Specific Treatments Which Have Been Recommended, page 6
Blue is the most important color to use in feverish conditions.
Enteric or typhoid fever: Both head and abdomen are treated with blue. If there is constipation, use yellow over the intestines.
Smallpox: The arterial blood can be brought to the surface with red and yellow and the fever reduced by alternate use of blue. Red light will help to prevent pock marks.
Scarlet fever and measles: Yellow and red are to be used first in both of these diseases to stimulate the arterial blood. Afterwards use the blue.
Malarial and intermittent fever: Treat with blue during the feverish state and yellow during the chill. Purple can also be used during the chill. Blue is to be used on the head.
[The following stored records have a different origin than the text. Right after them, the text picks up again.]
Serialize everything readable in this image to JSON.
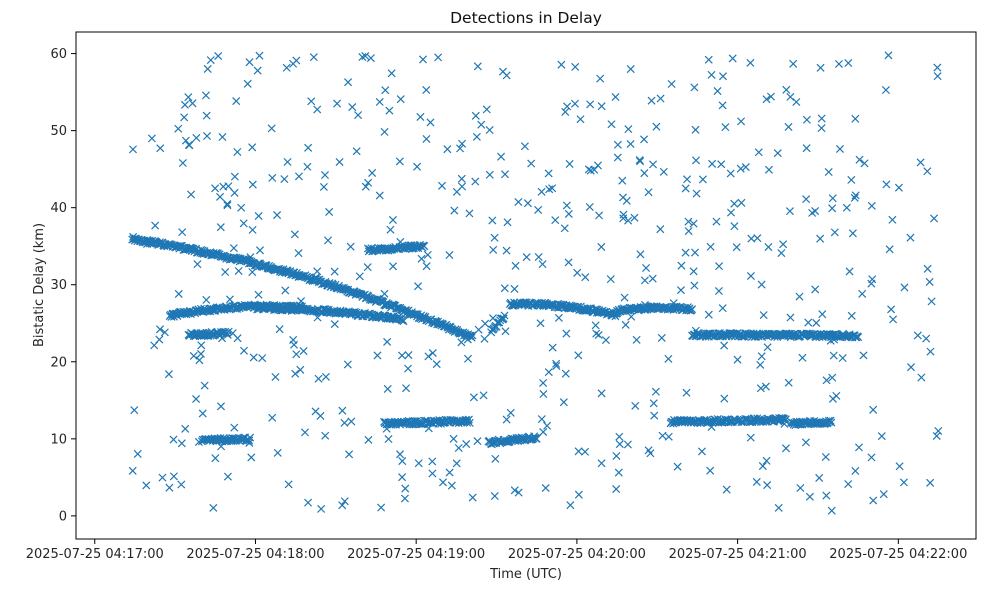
{
  "chart_data": {
    "type": "scatter",
    "title": "Detections in Delay",
    "xlabel": "Time (UTC)",
    "ylabel": "Bistatic Delay (km)",
    "marker": "x",
    "color": "#1f77b4",
    "grid": false,
    "x_ticks": [
      "2025-07-25 04:17:00",
      "2025-07-25 04:18:00",
      "2025-07-25 04:19:00",
      "2025-07-25 04:20:00",
      "2025-07-25 04:21:00",
      "2025-07-25 04:22:00"
    ],
    "y_ticks": [
      "0",
      "10",
      "20",
      "30",
      "40",
      "50",
      "60"
    ],
    "xlim": [
      "2025-07-25 04:16:53",
      "2025-07-25 04:22:29"
    ],
    "ylim": [
      -3.0,
      62.8
    ],
    "tracks": [
      {
        "start": "2025-07-25 04:17:14",
        "end": "2025-07-25 04:19:21",
        "delay_start_km": 36.0,
        "delay_end_km": 23.2,
        "curvature": 1.5
      },
      {
        "start": "2025-07-25 04:17:28",
        "end": "2025-07-25 04:18:18",
        "delay_start_km": 26.0,
        "delay_end_km": 27.0,
        "curvature": 0.6
      },
      {
        "start": "2025-07-25 04:18:00",
        "end": "2025-07-25 04:18:55",
        "delay_start_km": 27.0,
        "delay_end_km": 25.5,
        "curvature": 0.3
      },
      {
        "start": "2025-07-25 04:19:28",
        "end": "2025-07-25 04:19:33",
        "delay_start_km": 24.0,
        "delay_end_km": 26.0,
        "curvature": 0
      },
      {
        "start": "2025-07-25 04:19:35",
        "end": "2025-07-25 04:20:15",
        "delay_start_km": 27.5,
        "delay_end_km": 26.1,
        "curvature": 0.4
      },
      {
        "start": "2025-07-25 04:20:15",
        "end": "2025-07-25 04:20:43",
        "delay_start_km": 26.6,
        "delay_end_km": 26.8,
        "curvature": 0.3
      },
      {
        "start": "2025-07-25 04:20:43",
        "end": "2025-07-25 04:21:45",
        "delay_start_km": 23.5,
        "delay_end_km": 23.4,
        "curvature": 0
      },
      {
        "start": "2025-07-25 04:17:35",
        "end": "2025-07-25 04:17:50",
        "delay_start_km": 23.5,
        "delay_end_km": 23.7,
        "curvature": 0
      },
      {
        "start": "2025-07-25 04:18:48",
        "end": "2025-07-25 04:19:20",
        "delay_start_km": 12.0,
        "delay_end_km": 12.3,
        "curvature": 0
      },
      {
        "start": "2025-07-25 04:19:27",
        "end": "2025-07-25 04:19:45",
        "delay_start_km": 9.5,
        "delay_end_km": 10.2,
        "curvature": 0
      },
      {
        "start": "2025-07-25 04:20:35",
        "end": "2025-07-25 04:21:18",
        "delay_start_km": 12.2,
        "delay_end_km": 12.5,
        "curvature": 0
      },
      {
        "start": "2025-07-25 04:21:20",
        "end": "2025-07-25 04:21:35",
        "delay_start_km": 12.0,
        "delay_end_km": 12.2,
        "curvature": 0
      },
      {
        "start": "2025-07-25 04:17:40",
        "end": "2025-07-25 04:17:58",
        "delay_start_km": 9.8,
        "delay_end_km": 10.0,
        "curvature": 0
      },
      {
        "start": "2025-07-25 04:18:42",
        "end": "2025-07-25 04:19:03",
        "delay_start_km": 34.5,
        "delay_end_km": 35.0,
        "curvature": 0
      }
    ],
    "clutter": {
      "approximate_count": 560,
      "time_range": [
        "2025-07-25 04:17:13",
        "2025-07-25 04:22:15"
      ],
      "delay_range_km": [
        0.5,
        59.8
      ]
    }
  }
}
Yellow fever: Blue is the treatment on the head and yellow over the bowels for constipation.
Eye and Ear Ailments
Inflammation of the eyes: Blue treatment with ruby applied at the same time over the cervix and cerebellum.
Weak or Atrophied optic nerves: Stimulate with red. Blue and red superimposed can also be used beneficially. In doing this, a space of about an inch should be between the two sheets of glass.
Great care is to be exercised not to over-expose the eye. It is never to be exposed to direct sunlight or to strong artificial light, but only to diffused light. Several short treatments of half a minute of a minute are better than one longer one.
Ear: Deafness is best treated with yellow. Red stimulates the circulation in the ear. Blue will alleviate pain and inflammation.